RAGTIME consists of four parts: RAGTIME-A, RAGTIME-B, RAGTIME-C, and RAGTIME-P.
According to the book Deep State, only about three dozen NSA officials have access to RAGTIME’s intercept data on domestic counter-terrorism collection, though outside the agency some 1000 people have knowledge of the program’s details. Internally, the NSA has a compliance staff of about four or five people to ensure the program stays within laws and regulations.
Under the RAGTIME-P program, the FISA court and the US Attorney General both certify a slate of approved targets, which include bulk data, like phone call logs and records that can be collected around those targets. Apparently, RAGTIME-P can process as many as 50 different data sets at one time.

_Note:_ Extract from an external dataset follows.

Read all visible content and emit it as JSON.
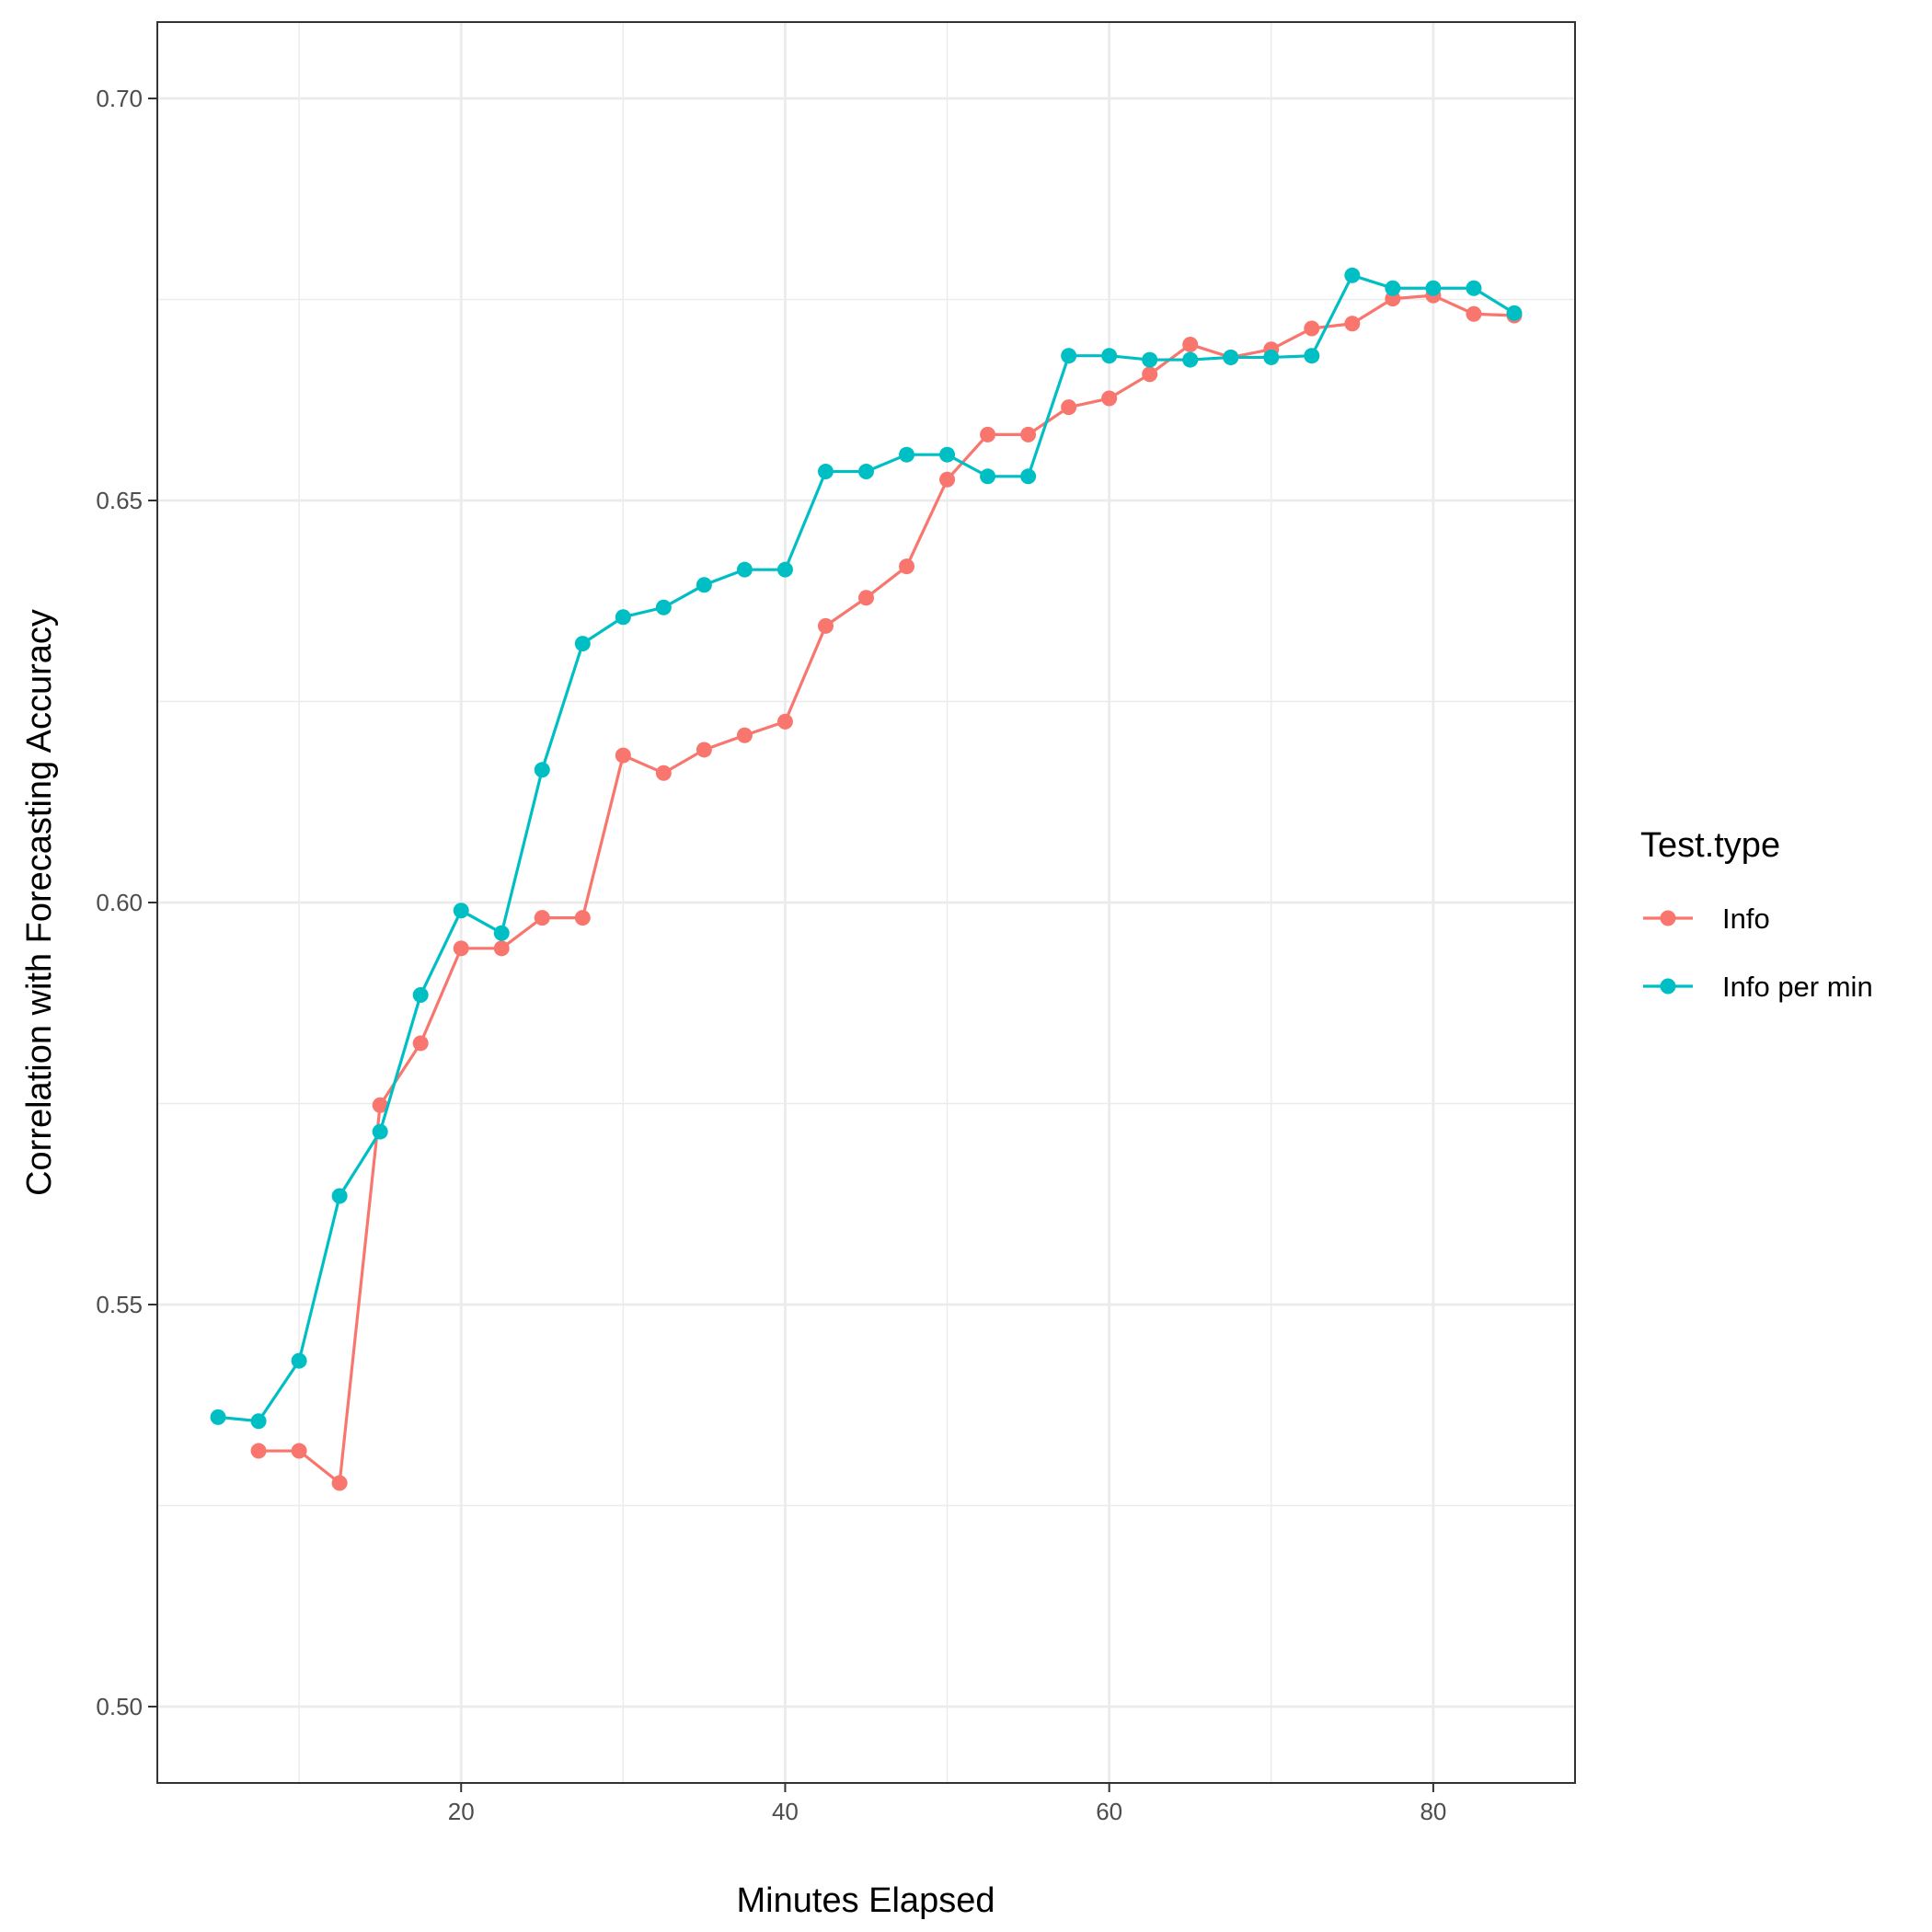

All intercepted data go to the NSA headquarters in Fort Meade, Maryland, where a program called XKeyscore processes them and sending them to different so-called “production lines” that deal with targets, like counterterrorism or specific countries. These processed data are stored in different NSA databases like PINWALE for internet content and MARINA for internet metadata, which is generally stored for five years.
Originally, RAGTIME only applied to NSA Establishment FISA data, but in 2002 this was changed and since then the program encompasses both NSA Establishment FISA and FBI FISA data. According to Marc Ambinder, RAGTIME refers to phonecall and e-mail content intercepted under FISA authority.